Les Dictateurs - BAINVILLE Jacques

CONCLUSION

Que l’on désire ou que l’on redoute un dictateur, il nous semble qu’après cette revue, d’ailleurs incomplète, chacun peut se faire une opinion.

De la démagogie à la tyrannie, il n’y a qu’un pas, soit que le gouvernement fort naisse d’une réaction contre le désordre, soit qu’il serve à imposer une révolution dont les modérés et les conservateurs sont les victimes.

« Les sages d’autrefois, qui valaient bien ceux-ci », ne l’ignoraient pas. Au siècle dernier, frappés par le succès de Napoléon III, ils enseignaient que le socialisme conduit au césarisme. Mais le socialisme est l’expression parfaite de la démocratie. Elle n’en est pas l’expression dernière, car rien ne finit. C’est le retour éternel. Tout ce qui implique contrainte dans l’organisation sociale entraîne la disparition de la liberté politique et postule un pouvoir qu’on ne discute pas.

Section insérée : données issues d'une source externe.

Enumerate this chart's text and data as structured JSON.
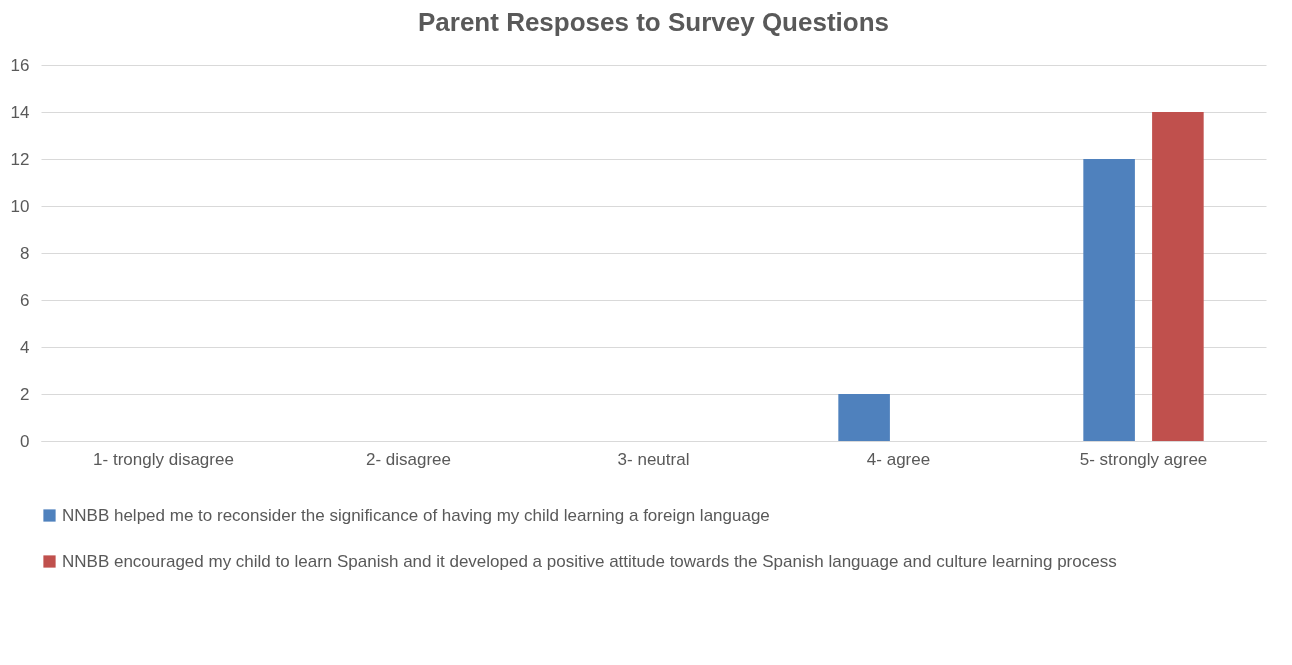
{
  "chart_data": {
    "type": "bar",
    "title": "Parent Resposes to Survey Questions",
    "categories": [
      "1- trongly disagree",
      "2- disagree",
      "3- neutral",
      "4- agree",
      "5- strongly agree"
    ],
    "series": [
      {
        "name": "NNBB  helped me to reconsider the significance of having my child learning a foreign language",
        "color": "#4f81bd",
        "values": [
          0,
          0,
          0,
          2,
          12
        ]
      },
      {
        "name": "NNBB encouraged my child to learn Spanish and it developed a positive attitude towards the Spanish language and culture learning process",
        "color": "#c0504d",
        "values": [
          0,
          0,
          0,
          0,
          14
        ]
      }
    ],
    "ylim": [
      0,
      16
    ],
    "yticks": [
      0,
      2,
      4,
      6,
      8,
      10,
      12,
      14,
      16
    ],
    "grid": "y",
    "legend": "bottom"
  }
}
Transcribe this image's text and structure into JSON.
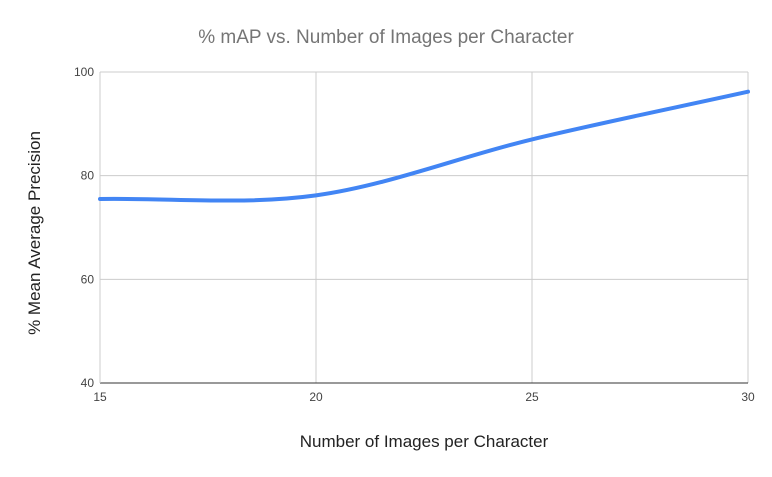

Si l’anarchie engendre des Césars parce que l’ordre est un besoin élémentaire des sociétés, le communisme fait naître d’autres Césars parce qu’au contraire il règle tout.

Il suffit même de parler d’ « économie dirigée » pour supposer l’existence d’un suprême directeur. C’est donc par le « trop » comme par le « pas assez » que surviennent les dictatures. Qu’elles soient de droite ou de gauche, et elles sont plus souvent de gauche que de droite, elles renferment toujours une large part d’inconnu. Il est préférable d’en faire l’économie, c’est-à-dire de ne pas en avoir besoin ou de ne pas y tomber sans le savoir.

Eckermann demandait un jour à Gœthe si l’humanité ne verrait pas la fin des guerres. « Oui, répondit l’olympien de Weimar, pourvu que les gouvernements soient toujours intelligents et les peuples toujours raisonnables. »

Nous en dirons autant des dictatures. On s’en dispense à la même condition. Mais les bons gouvernements sont rares. Et Voltaire dit que le gros du genre humain a été et sera toujours imbécile.